Hi folks, just finished first website containing my work. I know it needs more images and they will come, but here it is anyway. All comments are welcome, and sign the guestbook if you like! The address is http://www.17minutes.co.uk

Cheers, Lol


----------



## bethany138 (Apr 20, 2006)

Hi,  I really enjoyed your site. I love the stories that go with the pictures.  Very well done.  

On the technical side -

Maybe a banner at the top with your site name - maybe a photo in it.. on each page... they are kind of bland.

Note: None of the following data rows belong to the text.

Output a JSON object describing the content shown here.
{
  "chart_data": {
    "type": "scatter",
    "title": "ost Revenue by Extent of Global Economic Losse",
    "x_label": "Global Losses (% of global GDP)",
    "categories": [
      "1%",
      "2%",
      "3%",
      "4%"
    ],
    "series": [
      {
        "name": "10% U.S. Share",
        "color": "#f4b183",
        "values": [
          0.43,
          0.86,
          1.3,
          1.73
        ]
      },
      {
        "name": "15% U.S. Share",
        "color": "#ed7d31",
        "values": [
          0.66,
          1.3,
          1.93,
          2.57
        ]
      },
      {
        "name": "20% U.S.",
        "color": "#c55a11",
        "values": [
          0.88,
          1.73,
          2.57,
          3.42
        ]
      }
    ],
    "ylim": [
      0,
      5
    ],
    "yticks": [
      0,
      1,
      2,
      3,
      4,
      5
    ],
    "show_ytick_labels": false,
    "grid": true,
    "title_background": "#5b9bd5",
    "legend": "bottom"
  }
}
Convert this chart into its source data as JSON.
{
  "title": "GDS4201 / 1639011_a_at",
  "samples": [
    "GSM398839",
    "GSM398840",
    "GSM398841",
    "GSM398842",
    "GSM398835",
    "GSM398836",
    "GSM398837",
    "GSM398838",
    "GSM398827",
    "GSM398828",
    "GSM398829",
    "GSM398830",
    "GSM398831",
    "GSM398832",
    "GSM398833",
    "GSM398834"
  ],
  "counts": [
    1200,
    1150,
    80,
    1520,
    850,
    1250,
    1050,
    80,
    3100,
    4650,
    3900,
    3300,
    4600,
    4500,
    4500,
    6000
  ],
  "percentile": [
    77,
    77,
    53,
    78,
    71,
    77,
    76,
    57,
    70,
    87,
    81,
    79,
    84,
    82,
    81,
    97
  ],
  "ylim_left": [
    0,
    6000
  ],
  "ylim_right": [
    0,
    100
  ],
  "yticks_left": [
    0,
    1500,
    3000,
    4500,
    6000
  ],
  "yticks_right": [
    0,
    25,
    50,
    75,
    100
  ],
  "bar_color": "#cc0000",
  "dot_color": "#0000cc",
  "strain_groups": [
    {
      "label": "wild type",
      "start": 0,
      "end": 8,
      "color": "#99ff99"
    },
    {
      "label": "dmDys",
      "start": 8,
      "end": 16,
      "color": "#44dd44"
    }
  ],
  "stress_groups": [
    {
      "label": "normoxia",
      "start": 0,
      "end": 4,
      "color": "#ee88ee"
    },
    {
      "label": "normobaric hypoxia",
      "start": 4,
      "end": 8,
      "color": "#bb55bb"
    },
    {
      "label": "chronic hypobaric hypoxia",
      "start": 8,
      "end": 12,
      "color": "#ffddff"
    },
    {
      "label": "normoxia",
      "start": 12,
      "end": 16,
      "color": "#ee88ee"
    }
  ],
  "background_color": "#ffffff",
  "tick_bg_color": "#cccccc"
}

A "next" button in the galleries, it gets kind of annoying going back to the main page each time.

Well done though!

b


----------



## Lol999 (Apr 20, 2006)

Thanks. I put a piece at the bottom of each page with the site title on. I guess there's different potentiual ways to navigate through the pictures but i chose to do each one as a separate "story". I guess as I get more pictures and the site evolves the design might undergo an overhaul.

Cheers, Lol


----------



## Lol999 (May 10, 2006)

Just an update folks. After much sweat and tears I now have a database driven gallery feature on my site and a load more photos. The guestbook is down at the moment as I have moved hosts but have a look anyway. All comments regarding site or photos are welcome.

Cheers, Lol


----------



## j_mcquillen (May 10, 2006)

Nice photos and the design is good... but I'd be a bit put off by the legal disclaimer... "You have no rights, so tough" is basically how it comes across... a bit aggressive. I'm sure there's a better way to word it, but still get the info across.


----------



## Lol999 (May 10, 2006)

I think I'd had a rough encounter with a photo subject that day so was feeiling a little "bullish". I'll perhaps tone it down a little sometime:mrgreen: 

Lol


----------



## jemmy (May 15, 2006)

How beautiful... i nearly cried.  Good on you for doing what you do.... you're sadly so right in that these pics may be the only proof of their existence.  You sound like a very special person!  Keep up the good work... the world needs more of you xx  PS...  The story about steven made me laugh mid-cry.... how gorgeous xx  Sorry,  was too moved by the content to critique the actual site LOL


----------



## Lol999 (May 15, 2006)

It's very kind of you to say, I just feel strongly about certain things. i guess it's just me own little soapbox!

Cheers, Lol


----------



## bethany138 (May 15, 2006)

Yes..much better.  the banner at the bottom helps tie the site together.  I don't remember if you had the gallery link on the individual photos before, if not.. works as a next button.  Great site!


----------